© 2003 Jamie Zawinski
How to be a dumbass, by Jamie Zawinski, age 12:
- buy a paper shredder;
- pay cash;
- discover that it is worthless crap;
- realize that the very first thing you shredded was the receipt.
Yeah, I could go back to the store and spend half an hour
fighting with them over it, but I have just
now discovered that I would gladly pay the price of the shredder merely
to not need to have that fight with someone.
That's the end of my story, such as it is, but it inspired some
other folks to send me their own shredder stories, which I will share
with you here:
- sungo wrote:
Last time i bought a shredder, i got one of those big
"body disposal" wood chipper kinda shredders. Yeah, I shredded the
receipt too. But i needed to prove that it actually could process
large quantities of paper AND staples. So I shredded the manual.
With this shredder, I discovered if you held the manual still, the
shredder would lift itself off the floor and
climb the manual in its hungry attempt to
EAT my HAND.
I like shredders a lot. my current job outsources it shredding
to make sure it gets done properly. Is it a sign that you work for
THE MAN when you can't be trusted to shred sensitive
documents by yourself?
When I was working for the gub'ment in a former life we had to
shred about 100lbs of books a month. Way too much for any office
shredder I've ever seen. Onsite there was a small building about the
size of a studio apartment that housed only a shredder. The
official name was
"The Destruction Facility."
The machine was a permanent fixture, bolted to the floor and
weighing easily a few thousand pounds. It had a main shredding
chamber that was fed by a 10' long conveyor belt like you see in the
supermarket. The chamber had a central axle which contained a
spindle of 2' long metal... claws? That would get going fast enough
that they'd just tear apart anything that came their way and keep
churning it around until it was small
enough to fit through the filter and pass through the ducts that
went up through the ceiling and fed out to a dumpster behind the
One person had to hang out by the dumpster as the end product,
which was the size of fine dryer lint, came out of the chute and hose
it down so that the wind didn't blow it away.

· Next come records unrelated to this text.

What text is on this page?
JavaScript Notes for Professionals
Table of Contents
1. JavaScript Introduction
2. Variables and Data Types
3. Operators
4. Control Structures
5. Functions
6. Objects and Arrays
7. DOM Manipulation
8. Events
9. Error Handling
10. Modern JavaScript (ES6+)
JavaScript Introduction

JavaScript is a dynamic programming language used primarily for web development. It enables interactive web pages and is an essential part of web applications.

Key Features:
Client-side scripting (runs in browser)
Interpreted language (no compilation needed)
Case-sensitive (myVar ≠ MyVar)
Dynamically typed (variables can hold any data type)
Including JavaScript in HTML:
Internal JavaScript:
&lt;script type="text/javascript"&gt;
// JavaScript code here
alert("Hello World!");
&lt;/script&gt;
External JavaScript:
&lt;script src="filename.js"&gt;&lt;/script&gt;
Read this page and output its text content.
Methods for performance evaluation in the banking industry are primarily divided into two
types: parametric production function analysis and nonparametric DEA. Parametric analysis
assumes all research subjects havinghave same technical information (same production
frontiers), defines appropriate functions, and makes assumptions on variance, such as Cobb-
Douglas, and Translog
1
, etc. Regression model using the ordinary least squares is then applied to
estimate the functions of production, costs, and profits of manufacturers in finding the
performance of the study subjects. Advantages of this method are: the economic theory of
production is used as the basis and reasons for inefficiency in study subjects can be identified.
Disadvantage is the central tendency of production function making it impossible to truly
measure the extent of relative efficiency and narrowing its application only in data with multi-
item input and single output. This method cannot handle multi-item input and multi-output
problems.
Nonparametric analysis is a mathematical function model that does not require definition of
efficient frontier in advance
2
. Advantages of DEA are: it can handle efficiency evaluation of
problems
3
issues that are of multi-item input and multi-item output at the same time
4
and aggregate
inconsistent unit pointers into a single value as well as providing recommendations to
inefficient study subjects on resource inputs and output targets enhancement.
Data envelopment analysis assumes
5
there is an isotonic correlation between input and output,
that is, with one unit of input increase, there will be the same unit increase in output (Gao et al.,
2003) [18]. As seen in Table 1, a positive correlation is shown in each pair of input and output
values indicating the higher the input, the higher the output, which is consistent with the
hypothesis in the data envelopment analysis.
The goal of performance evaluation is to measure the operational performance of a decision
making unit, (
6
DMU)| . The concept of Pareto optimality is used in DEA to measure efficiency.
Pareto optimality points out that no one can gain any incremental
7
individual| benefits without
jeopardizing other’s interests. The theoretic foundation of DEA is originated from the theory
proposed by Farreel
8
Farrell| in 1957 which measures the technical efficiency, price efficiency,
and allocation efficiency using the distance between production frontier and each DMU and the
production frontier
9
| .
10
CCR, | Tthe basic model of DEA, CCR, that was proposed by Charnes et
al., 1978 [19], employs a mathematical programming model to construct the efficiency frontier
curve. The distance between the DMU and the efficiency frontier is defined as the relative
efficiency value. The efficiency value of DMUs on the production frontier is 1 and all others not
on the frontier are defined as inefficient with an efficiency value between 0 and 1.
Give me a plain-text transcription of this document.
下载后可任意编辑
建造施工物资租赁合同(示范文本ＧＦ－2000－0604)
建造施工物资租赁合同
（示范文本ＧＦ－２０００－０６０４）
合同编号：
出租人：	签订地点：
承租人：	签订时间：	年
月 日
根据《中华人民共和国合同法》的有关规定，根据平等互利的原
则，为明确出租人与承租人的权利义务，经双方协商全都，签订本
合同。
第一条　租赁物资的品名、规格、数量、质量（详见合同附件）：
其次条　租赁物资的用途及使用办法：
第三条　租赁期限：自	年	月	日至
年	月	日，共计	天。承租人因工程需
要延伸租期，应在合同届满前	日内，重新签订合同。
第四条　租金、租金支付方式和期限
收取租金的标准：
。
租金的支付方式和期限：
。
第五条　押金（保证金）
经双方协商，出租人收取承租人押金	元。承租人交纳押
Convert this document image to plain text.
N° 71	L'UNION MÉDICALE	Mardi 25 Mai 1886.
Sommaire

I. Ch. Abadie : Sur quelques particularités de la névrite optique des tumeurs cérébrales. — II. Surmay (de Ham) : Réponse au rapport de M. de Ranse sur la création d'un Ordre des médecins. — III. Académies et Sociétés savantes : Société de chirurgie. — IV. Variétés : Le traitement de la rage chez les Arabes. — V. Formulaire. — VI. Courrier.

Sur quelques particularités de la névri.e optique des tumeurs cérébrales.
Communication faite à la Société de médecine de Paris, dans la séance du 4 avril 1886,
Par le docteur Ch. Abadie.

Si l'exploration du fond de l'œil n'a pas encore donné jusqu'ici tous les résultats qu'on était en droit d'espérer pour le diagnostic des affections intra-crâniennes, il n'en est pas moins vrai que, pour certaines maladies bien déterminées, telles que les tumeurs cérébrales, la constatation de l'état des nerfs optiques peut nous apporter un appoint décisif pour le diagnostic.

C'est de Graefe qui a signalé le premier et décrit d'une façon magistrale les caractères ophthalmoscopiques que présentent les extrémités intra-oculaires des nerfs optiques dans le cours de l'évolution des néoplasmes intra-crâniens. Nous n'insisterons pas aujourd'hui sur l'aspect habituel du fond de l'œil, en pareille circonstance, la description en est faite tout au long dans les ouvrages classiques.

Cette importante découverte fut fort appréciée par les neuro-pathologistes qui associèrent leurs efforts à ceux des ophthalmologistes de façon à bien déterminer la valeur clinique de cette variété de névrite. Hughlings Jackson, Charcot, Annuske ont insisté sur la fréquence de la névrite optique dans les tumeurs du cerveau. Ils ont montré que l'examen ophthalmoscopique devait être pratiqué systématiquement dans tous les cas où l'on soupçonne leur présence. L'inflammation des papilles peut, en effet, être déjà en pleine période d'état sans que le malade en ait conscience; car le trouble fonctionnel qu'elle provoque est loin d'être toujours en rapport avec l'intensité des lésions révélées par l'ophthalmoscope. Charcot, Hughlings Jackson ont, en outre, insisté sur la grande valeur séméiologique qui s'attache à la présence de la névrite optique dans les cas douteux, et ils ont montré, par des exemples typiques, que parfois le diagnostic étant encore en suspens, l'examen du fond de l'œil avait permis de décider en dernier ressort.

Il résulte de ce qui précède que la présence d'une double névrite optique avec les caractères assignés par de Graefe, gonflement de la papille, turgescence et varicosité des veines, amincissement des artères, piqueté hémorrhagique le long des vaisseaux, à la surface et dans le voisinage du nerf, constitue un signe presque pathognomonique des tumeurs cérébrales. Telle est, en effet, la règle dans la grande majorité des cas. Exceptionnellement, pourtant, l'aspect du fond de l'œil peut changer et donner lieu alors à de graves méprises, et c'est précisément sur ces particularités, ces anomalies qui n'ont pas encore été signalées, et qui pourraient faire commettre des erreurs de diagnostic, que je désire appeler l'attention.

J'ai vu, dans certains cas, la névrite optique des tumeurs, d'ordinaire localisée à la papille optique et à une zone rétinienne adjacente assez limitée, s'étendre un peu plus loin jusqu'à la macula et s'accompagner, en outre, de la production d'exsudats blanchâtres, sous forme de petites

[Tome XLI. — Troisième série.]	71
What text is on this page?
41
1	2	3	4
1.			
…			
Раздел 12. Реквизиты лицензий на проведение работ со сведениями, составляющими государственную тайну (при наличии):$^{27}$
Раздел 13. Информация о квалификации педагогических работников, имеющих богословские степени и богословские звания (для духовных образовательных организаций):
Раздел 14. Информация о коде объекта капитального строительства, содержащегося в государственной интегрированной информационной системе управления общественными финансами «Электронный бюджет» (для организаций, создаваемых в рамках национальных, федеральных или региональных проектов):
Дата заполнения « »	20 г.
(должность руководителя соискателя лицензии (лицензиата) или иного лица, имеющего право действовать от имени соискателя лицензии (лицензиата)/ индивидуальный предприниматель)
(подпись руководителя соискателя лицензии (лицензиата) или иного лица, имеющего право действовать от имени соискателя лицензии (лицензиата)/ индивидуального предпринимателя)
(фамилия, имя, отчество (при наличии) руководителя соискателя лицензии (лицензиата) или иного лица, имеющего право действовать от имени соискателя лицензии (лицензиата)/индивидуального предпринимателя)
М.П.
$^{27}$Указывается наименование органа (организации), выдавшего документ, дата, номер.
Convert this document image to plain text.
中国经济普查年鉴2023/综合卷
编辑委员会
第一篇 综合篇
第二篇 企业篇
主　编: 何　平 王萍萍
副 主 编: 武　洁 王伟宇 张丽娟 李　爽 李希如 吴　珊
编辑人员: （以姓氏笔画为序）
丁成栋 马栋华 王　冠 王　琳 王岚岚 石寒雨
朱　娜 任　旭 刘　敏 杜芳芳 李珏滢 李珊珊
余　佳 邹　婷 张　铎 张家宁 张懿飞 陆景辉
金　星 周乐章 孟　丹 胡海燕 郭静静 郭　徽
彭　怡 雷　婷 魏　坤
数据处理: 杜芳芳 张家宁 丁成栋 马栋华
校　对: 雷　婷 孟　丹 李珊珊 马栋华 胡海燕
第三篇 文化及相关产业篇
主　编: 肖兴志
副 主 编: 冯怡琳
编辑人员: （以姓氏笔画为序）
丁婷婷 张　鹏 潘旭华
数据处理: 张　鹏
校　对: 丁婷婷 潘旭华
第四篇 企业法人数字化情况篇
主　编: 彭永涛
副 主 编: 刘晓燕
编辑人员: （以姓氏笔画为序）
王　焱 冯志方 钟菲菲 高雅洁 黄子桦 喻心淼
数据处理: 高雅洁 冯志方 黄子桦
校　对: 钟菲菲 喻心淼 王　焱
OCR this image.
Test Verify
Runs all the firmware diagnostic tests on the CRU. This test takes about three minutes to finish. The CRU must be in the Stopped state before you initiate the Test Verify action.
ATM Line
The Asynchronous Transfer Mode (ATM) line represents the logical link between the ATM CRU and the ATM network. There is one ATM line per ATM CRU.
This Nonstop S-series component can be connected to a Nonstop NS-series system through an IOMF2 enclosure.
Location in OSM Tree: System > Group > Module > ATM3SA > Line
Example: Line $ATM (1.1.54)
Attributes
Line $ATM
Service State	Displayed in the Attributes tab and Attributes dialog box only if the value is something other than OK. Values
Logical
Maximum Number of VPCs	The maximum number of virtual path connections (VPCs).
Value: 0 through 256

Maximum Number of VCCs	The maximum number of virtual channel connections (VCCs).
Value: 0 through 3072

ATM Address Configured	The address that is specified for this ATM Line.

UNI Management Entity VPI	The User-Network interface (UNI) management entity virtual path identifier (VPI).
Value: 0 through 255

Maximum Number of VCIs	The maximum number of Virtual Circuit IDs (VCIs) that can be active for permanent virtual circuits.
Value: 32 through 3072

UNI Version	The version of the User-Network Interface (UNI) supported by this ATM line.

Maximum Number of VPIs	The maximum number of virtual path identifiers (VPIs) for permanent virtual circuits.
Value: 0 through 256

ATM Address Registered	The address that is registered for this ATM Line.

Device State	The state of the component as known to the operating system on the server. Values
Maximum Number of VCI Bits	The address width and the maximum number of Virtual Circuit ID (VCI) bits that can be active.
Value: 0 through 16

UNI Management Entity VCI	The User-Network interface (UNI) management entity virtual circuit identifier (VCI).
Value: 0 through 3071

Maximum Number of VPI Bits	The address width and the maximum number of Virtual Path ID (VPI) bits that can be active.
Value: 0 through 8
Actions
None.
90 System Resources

Inside the building you had to wear flightline-quality
ear protection. Way too loud to talk in
there when the machine was going.
The best part was how much you could feed into the machine. We
threw 100+ page soft-bound manuals in there as fast as we could lay
them on the conveyor belt without stacking them and the machine
never even coughed. You could seriously get rid of bodies ala Fargo
with this thing -- or so I'd speculate.